= Daniel J. Brass =

American organizational theorist (1948 - 2025)

Daniel Joseph (Dan) Brass (1948 - January 4, 2025) was an American organizational theorist and Professor of Innovation Management at the University of Kentucky, and Director of its LINKS Center for Social Network.

==Biography==
Brass studied at the University of Illinois at Urbana–Champaign, where in 1969 he received his BA in Psychology, in 1975 his MA in Labor and Industrial Relations, and in 1979 his PhD in Business Administration and Management.

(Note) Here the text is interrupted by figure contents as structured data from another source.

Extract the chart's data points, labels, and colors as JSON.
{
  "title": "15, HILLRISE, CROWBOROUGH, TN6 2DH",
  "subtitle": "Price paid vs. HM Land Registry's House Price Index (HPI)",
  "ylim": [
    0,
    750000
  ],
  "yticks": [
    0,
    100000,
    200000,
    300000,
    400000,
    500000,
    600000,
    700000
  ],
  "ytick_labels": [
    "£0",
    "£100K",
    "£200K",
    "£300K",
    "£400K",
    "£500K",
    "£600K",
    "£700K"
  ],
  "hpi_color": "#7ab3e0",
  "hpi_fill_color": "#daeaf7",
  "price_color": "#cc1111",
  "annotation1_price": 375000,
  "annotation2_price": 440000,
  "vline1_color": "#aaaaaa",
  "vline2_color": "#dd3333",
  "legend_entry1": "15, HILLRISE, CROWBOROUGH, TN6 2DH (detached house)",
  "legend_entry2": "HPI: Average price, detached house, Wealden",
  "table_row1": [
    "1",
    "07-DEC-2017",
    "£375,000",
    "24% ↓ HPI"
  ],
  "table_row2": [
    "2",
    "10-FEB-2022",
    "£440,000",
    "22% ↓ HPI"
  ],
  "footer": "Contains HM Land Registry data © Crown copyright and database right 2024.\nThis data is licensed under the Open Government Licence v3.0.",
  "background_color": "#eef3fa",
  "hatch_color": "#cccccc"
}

Brass started his academic career as Assistant Professor at The Pennsylvania State University in 1979. In 2000, he moved to the University of Kentucky, where he was appointed J. Henning Hilliard Professor of Innovation Management. He founded the LINKS Center for Social Network Analysis in 2006, and served as the Director of the LINKS Center and Chair of the Department of Management in the Gatton College of Business and Economics.

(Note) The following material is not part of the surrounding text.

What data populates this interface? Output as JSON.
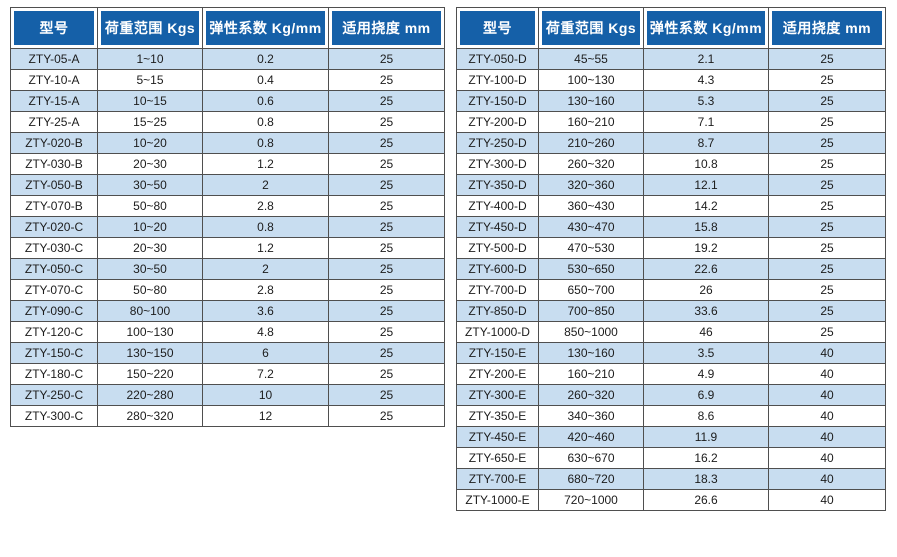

From 1995 to 2007 Brass was Associate Editor at the Administrative Science Quarterly. Brass also served on the editorial boards of many journals, such as Academy of Management Journal, Academy of Management Review, Administrative Science Quarterly, Journal of Applied Psychology, and Management and Organization Review.

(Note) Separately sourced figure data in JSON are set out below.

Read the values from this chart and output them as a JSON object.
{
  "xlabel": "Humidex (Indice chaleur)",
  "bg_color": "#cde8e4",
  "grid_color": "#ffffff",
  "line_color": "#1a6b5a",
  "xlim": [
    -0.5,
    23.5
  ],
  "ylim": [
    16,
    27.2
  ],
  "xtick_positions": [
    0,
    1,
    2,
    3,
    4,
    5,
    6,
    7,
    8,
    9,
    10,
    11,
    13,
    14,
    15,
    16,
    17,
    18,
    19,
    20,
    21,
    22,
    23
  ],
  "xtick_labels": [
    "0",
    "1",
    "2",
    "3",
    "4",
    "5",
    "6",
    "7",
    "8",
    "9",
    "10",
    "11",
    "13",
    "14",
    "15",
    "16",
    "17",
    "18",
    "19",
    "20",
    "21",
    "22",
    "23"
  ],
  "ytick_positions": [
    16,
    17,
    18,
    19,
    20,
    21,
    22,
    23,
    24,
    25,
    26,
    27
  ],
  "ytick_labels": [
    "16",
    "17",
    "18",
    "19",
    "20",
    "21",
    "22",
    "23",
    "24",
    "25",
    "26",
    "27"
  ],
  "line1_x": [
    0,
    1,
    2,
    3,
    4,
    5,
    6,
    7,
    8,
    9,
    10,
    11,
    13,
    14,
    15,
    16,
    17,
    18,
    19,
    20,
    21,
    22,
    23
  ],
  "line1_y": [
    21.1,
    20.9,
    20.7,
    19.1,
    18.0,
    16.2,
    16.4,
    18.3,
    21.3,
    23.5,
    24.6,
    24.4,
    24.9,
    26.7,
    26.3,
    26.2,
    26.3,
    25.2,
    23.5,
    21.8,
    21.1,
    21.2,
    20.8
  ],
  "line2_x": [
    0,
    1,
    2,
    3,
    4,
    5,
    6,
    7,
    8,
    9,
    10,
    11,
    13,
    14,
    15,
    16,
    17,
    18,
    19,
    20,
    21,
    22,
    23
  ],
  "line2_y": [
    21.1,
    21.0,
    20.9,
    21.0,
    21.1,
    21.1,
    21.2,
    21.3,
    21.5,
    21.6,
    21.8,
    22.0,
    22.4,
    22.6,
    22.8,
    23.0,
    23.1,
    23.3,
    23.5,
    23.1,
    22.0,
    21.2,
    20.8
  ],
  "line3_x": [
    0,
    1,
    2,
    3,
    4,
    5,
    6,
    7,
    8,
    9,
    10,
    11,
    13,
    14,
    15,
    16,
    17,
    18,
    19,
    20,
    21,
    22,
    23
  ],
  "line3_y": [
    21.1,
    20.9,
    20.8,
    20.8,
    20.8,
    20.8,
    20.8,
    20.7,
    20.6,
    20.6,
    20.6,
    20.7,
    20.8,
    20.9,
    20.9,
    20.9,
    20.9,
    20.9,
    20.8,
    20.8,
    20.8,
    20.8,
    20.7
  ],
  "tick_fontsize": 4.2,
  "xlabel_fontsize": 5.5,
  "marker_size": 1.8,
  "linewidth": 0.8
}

His research interests "focus on the antecedents and consequences of social networks in organizations".

==Selected publications==
Brass authored and co-authored numerous publications in his field of expertise. Books, a selection:
- Brass, D. J. & Borgatti, S. P. (2020). Social networks at work. New York: Routledge.
Articles, a selection:
- Brass, Daniel J. "Being in the right place: A structural analysis of individual influence in an organization." Administrative Science Quarterly (1984): 518–539.
- Brass, Daniel J. "Men's and women's networks: A study of interaction patterns and influence in an organization." Academy of Management Journal 28.2 (1985): 327–343.
- Burkhardt, Marlene E., and Daniel J. Brass. "Changing patterns or patterns of change: The effects of a change in technology on social network structure and power." Administrative science quarterly (1990): 104–127.
- Brass, D. J., Galaskiewicz, J., Greve, H. R., & Tsai, W. (2004). "Taking stock of networks and organizations: A multilevel perspective". Academy of management journal, 47(6), 795–817.
- Borgatti, S. P., Mehra, A., Brass, D. J., & Labianca, G. (2009). "Network analysis in the social sciences." Science, 323(5916), 892–895.